Text and images VIANCA GAMBOA
There is nothing quite like Dom Martin Gomez’s “transfiguration” in the sea of stories and how they came to be. Aptly named Gang Gomez in the ’70s haute couture scene, he used to dress the Manila elite with his signature “classic lines,” making use of the country’s indigenous textiles such as piña and jusi. He finished his degree at the prestigious SLIMS Fashion and Arts and pursued his career for 22 years. Soon he plucked looks for his high-end shop and went on to serve God by joining the Monastery of Transfiguration in Malaybalay, Bukidnon. Not long after, he found himself going back to his roots—embracing both his passion for religion and fashion.
There was a great demand for our very own versions of the Spaniards’ pre-dominant language of the Church’s teachings and elements, including songs, architecture, and vestments which were always been quilted in rich silks and brocade. The adaptation, or what is known in Church as inculturation, slowly gained momentum in the 1950s when the Church began to translate, and later on, compose hymns in the Filipino dialect, as well as incorporate our local materials by building churches out of bamboo, narra, and the likes. But most of all, however deeply enthralled, he was surprised with the notion that our country possesses no original embroidery designs of its own despite the local weavers’ exquisite talent, thus pushing him to exhibit the tribes’ attention to detail, like the Tboli’s, and designs not manned by any Western influence.
Twenty-one years ago, he unveiled a 50-piece collection of handwoven vestments for the Centennial of Philippine Independence in 1998 in line with the Catholic Church’s inculturation with the Filipinos’ modern, indigenous culture. It was a way to pioneer our own identity of worship through holy robes making use of our own fabrics and textiles like all-natural abaca, piña, and banana silk—incorporating his distinction as a former designer.
It was a cultivation of the Benedictine monasteries’ forms of art enshrined with values of noble simplicity, sense of balance, and harmony. Materials had to be what could be found in the general vicinity, in accordance with a certain instruction laid out by the Roman Missal for the making of sacred vestments, indicating that “the beauty and nobility of the vestment should derive from the material used and the design rather than from the extraneous and lavish ornamentation.”
Living up to be one of the most influential artisans under the liturgical order, Dom called his exhibit Vestments for Worship: Wrapped in Identity, which was displayed at the Ayala Museum for six months. This was also the main focus in his book Worship and Weave: Towards Filipino Liturgical Vestments. The exhibit formally roamed around art-appreciative parts of the world like in the US West Coast, Textile Museum of Canada, and The Philippine Center in New York before its official inauguration for finding a home in the Museum of Transfiguracion Abbey, which was also designed by Dom Martin himself, at the Monastery of Transfiguration compound in Bukidnon on August 6, 2008.

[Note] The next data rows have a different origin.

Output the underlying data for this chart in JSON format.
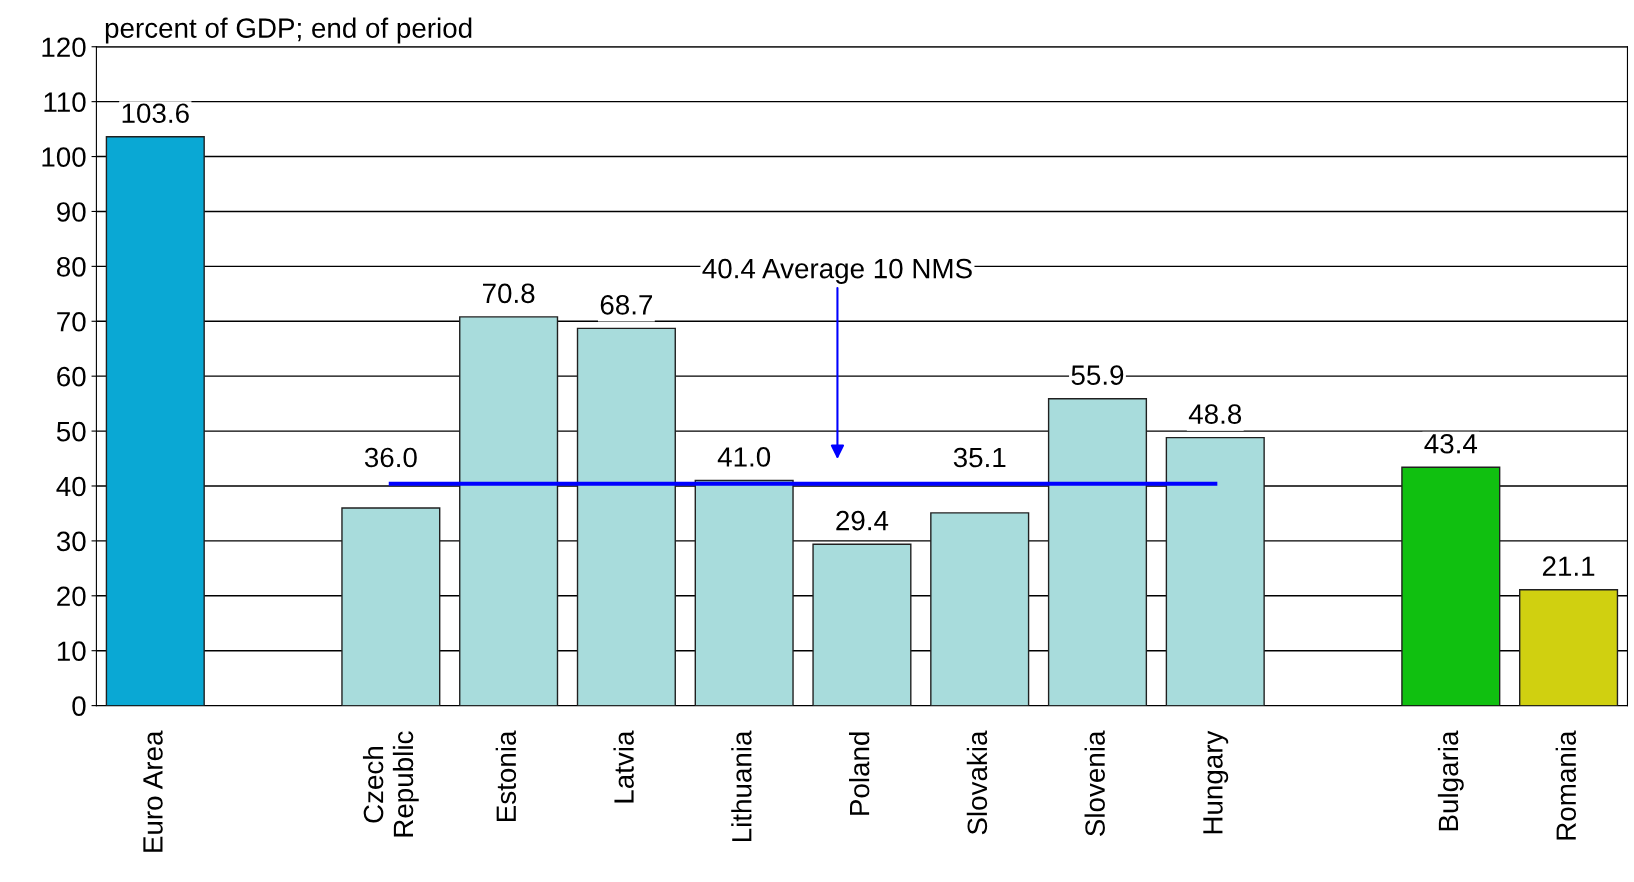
{
  "chart_data": {
    "type": "bar",
    "ylabel": "percent of GDP; end of period",
    "categories": [
      "Euro Area",
      null,
      "Czech\nRepublic",
      "Estonia",
      "Latvia",
      "Lithuania",
      "Poland",
      "Slovakia",
      "Slovenia",
      "Hungary",
      null,
      "Bulgaria",
      "Romania"
    ],
    "series": [
      {
        "values": [
          103.6,
          null,
          36.0,
          70.8,
          68.7,
          41.0,
          29.4,
          35.1,
          55.9,
          48.8,
          null,
          43.4,
          21.1
        ],
        "colors": [
          "#0aa8d4",
          null,
          "#a8dcdc",
          "#a8dcdc",
          "#a8dcdc",
          "#a8dcdc",
          "#a8dcdc",
          "#a8dcdc",
          "#a8dcdc",
          "#a8dcdc",
          null,
          "#10c010",
          "#d0d010"
        ],
        "value_labels": [
          "103.6",
          null,
          "36.0",
          "70.8",
          "68.7",
          "41.0",
          "29.4",
          "35.1",
          "55.9",
          "48.8",
          null,
          "43.4",
          "21.1"
        ]
      },
      {
        "type": "line",
        "color": "#0000ff",
        "values": [
          null,
          null,
          40.4,
          40.4,
          40.4,
          40.4,
          40.4,
          40.4,
          40.4,
          40.4,
          null,
          null,
          null
        ]
      }
    ],
    "annotations": [
      "40.4 Average 10 NMS"
    ],
    "ylim": [
      0,
      120
    ],
    "yticks": [
      0,
      10,
      20,
      30,
      40,
      50,
      60,
      70,
      80,
      90,
      100,
      110,
      120
    ],
    "grid": "y"
  }
}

Dom went on a lot of research in the process like visiting ethnolinguistic groups’ weaving centers, looking at their approach to design, and their fabric specialty.
He began visiting 20 of them in different parts of the country to immerse himself in their weaving traditions, tapping them to co-create his designs, and even “challenging” them to go beyond their elements and patterns. At one point, he tapped two Yakan sisters to weave a chasuble with only two distinctive colors: white and gold—veering away from their traditional three-way thread. He mused that they rejected the offer at first but out of his constant nagging and words of empowerment, they obliged, without harassment involved, of course. He came back to find refined white and gold with intricate embroidery of geometric patterns and diamond appliqués in one uniform chasuble.
Dom was able to showcase the Ifugao’s craft that makes use of their special technique in dyeing called mumbodbod. In lieu of abaca fibers, he asked them to weave the traditional ikat designs out of silk yarns. It was yet another story of development for the weavers because it is a somewhat difficult material to utilize, according to Dom. The collection is a parade of red chasubles with ochre and cream details in ikat prints.
The piña and abaca collection, despite its very crisp and subtle fabric, stood the test of weaving precise detail with paisley patterned stole and soft palette of rose gold, pastels, and khaki.
Like “sacred vessels of the altar,” the Filipino Liturgical Vestments is up on display at the museum and was never kept hidden in the sacristy for the country to appreciate. Some of these vestments, however, are being worn by monks during special celebrations in the abbey church. Cardinal Tagle even called dibs on the violet chasuble and stole made from poly-hemp with cotton pili orphrey.